Which of the following liberates ${\mathrm{O}}_2$ upon hydrolysis?

• A. ${\mathrm{Pb}}_3{\mathrm{O}}_4$
• B. ${\mathrm{KO}}_2$
• C. ${\mathrm{Na}}_2{\mathrm{O}}_2$
• D. ${\mathrm{Li}}_2{\mathrm{O}}_2$

Answer 1

The correct option is B

${\mathrm{KO}}_2$

The explanation for the correct option:

(b) ${\mathrm{KO}}_2$

1. It is superoxide.
2. Superoxide is diatomic oxygen, an inorganic radical anion, oxygen radical and a member of reactive oxygen species
3. The oxidation state of oxygen is known to be $-\raisebox{1ex}{$1$}\!\left/ \!\raisebox{-1ex}{$2$}\right.$.
4. Superoxide liberates oxygen when it reacts with water.

$$\begin{gathered} 2{\mathrm{KO}}_2\left(\mathrm{s}\right)+2{\mathrm{H}}_2\mathrm{O}\left(\mathrm{l}\right)\to 2\mathrm{KOH}\left(\mathrm{aq}\right)+{\mathrm{H}}_2{\mathrm{O}}_2\left(\mathrm{aq}\right)+{\mathrm{O}}_2\left(\mathrm{g}\right) \\ \mathrm{Potassium}\mathrm{Potassium}\mathrm{Hydrogen}\mathrm{Oxygen} \\ \mathrm{superoxide}\mathrm{hyroxide}\mathrm{peroxide} \end{gathered}$$

The explanation for the incorrect option:

(a) ${\mathrm{Pb}}_3{\mathrm{O}}_4$

1. It is insoluble in water, so no reaction happens

$$\begin{gathered} {\mathrm{Pb}}_3{\mathrm{O}}_4\left(\mathrm{s}\right)+{\mathrm{H}}_2\mathrm{O}\left(\mathrm{l}\right)\to \mathrm{No}\mathrm{reaction} \\ \mathrm{Lead} \\ \mathrm{tetroxide} \end{gathered}$$

(c) ${\mathrm{Na}}_2{\mathrm{O}}_2$

1. It is a peroxide
2. The oxidation state of oxygen in peroxide is known to be $-1$
3. It liberates hydrogen peroxide (${\mathrm{H}}_2{\mathrm{O}}_2$) when reacts with water.
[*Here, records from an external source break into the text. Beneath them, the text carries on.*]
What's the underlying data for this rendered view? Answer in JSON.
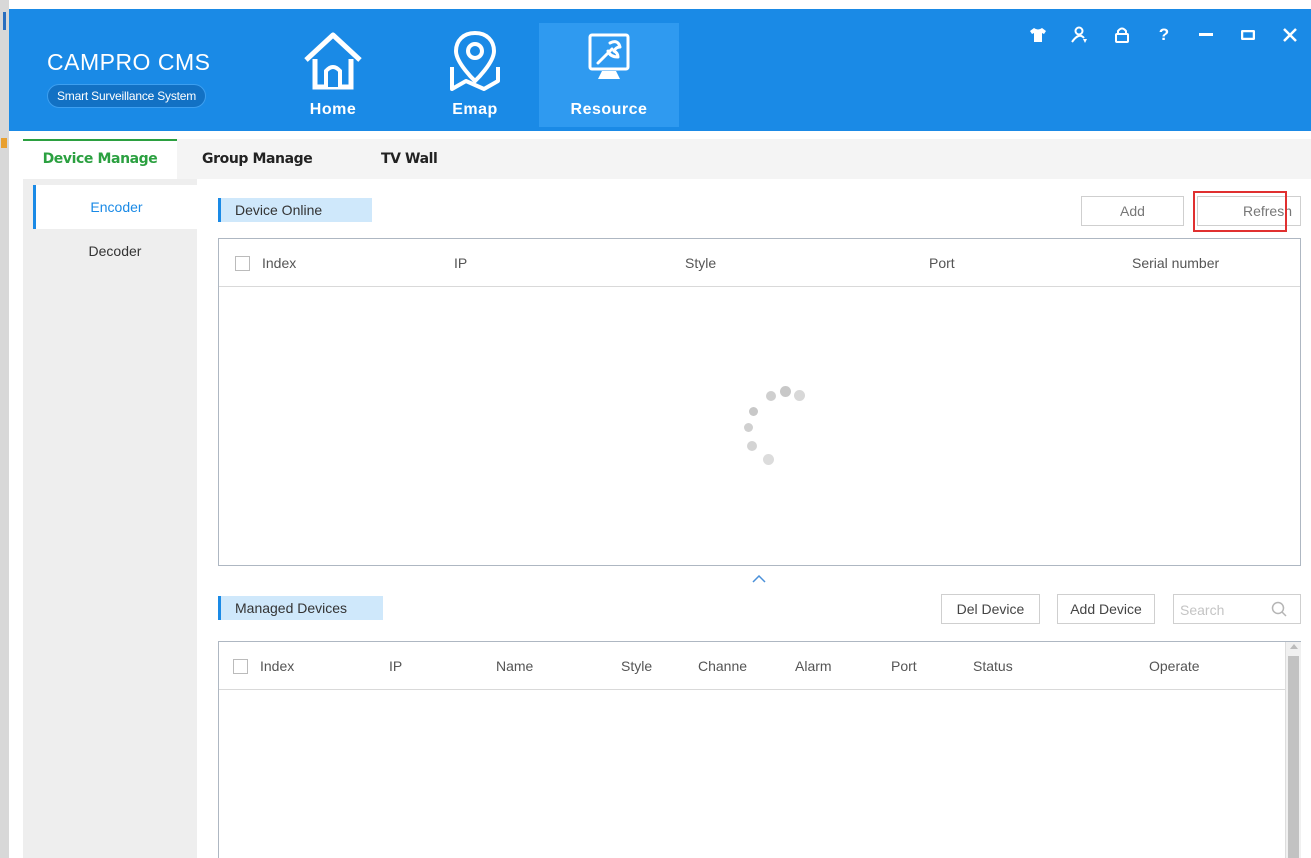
{
  "app": {
    "title": "CAMPRO CMS",
    "subtitle": "Smart Surveillance System",
    "accent_color": "#1a8ae6",
    "active_tab_color": "#2ba040"
  },
  "nav": [
    {
      "label": "Home",
      "icon": "home-icon"
    },
    {
      "label": "Emap",
      "icon": "map-pin-icon"
    },
    {
      "label": "Resource",
      "icon": "wrench-monitor-icon"
    }
  ],
  "window_controls": [
    {
      "icon": "skin-shirt-icon",
      "glyph": "👕"
    },
    {
      "icon": "user-switch-icon",
      "glyph": "⟳"
    },
    {
      "icon": "lock-icon",
      "glyph": "🔒"
    },
    {
      "icon": "help-icon",
      "glyph": "?"
    },
    {
      "icon": "minimize-icon",
      "glyph": "—"
    },
    {
      "icon": "maximize-icon",
      "glyph": "▭"
    },
    {
      "icon": "close-icon",
      "glyph": "✕"
    }
  ],
  "tabs": [
    {
      "label": "Device Manage",
      "active": true
    },
    {
      "label": "Group Manage",
      "active": false
    },
    {
      "label": "TV Wall",
      "active": false
    }
  ],
  "sidenav": [
    {
      "label": "Encoder",
      "active": true
    },
    {
      "label": "Decoder",
      "active": false
    }
  ],
  "online": {
    "title": "Device Online",
    "add_label": "Add",
    "refresh_label": "Refresh",
    "columns": [
      "Index",
      "IP",
      "Style",
      "Port",
      "Serial number"
    ],
    "rows": [],
    "loading": true
  },
  "managed": {
    "title": "Managed Devices",
    "del_label": "Del Device",
    "add_label": "Add Device",
    "search_placeholder": "Search",
    "columns": [
      "Index",
      "IP",
      "Name",
      "Style",
      "Channe",
      "Alarm",
      "Port",
      "Status",
      "Operate"
    ],
    "rows": []
  }
}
$$\begin{gathered} {\mathrm{Na}}_2{\mathrm{O}}_2\left(\mathrm{s}\right)+2{\mathrm{H}}_2\mathrm{O}\left(\mathrm{l}\right)\to 2\mathrm{NaOH}\left(\mathrm{aq}\right)+{\mathrm{H}}_2{\mathrm{O}}_2\left(\mathrm{aq}\right) \\ \mathrm{Sodium}\mathrm{Sodium}\mathrm{Hydrogen} \\ \mathrm{peroxide}\mathrm{hydroxide}\mathrm{peroxide} \end{gathered}$$

(d) ${\mathrm{Li}}_2{\mathrm{O}}_2$

1. It is also a peroxide and liberates hydrogen peroxide (${\mathrm{H}}_2{\mathrm{O}}_2$) when reacts with water.

$$\begin{gathered} {\mathrm{Li}}_2{\mathrm{O}}_2\left(\mathrm{s}\right)+2{\mathrm{H}}_2\mathrm{O}\left(\mathrm{l}\right)\to 2\mathrm{LiOH}\left(\mathrm{aq}\right)+{\mathrm{H}}_2{\mathrm{O}}_2\left(\mathrm{aq}\right) \\ \mathrm{Lithium}\mathrm{Lithium}\mathrm{Hydrogen} \\ \mathrm{peroxide}\mathrm{hydroxide}\mathrm{peroxide} \end{gathered}$$

Therefore, option (b) is correct, ${\mathrm{KO}}_2$ will liberate ${\mathrm{O}}_2$ upon hydrolysis.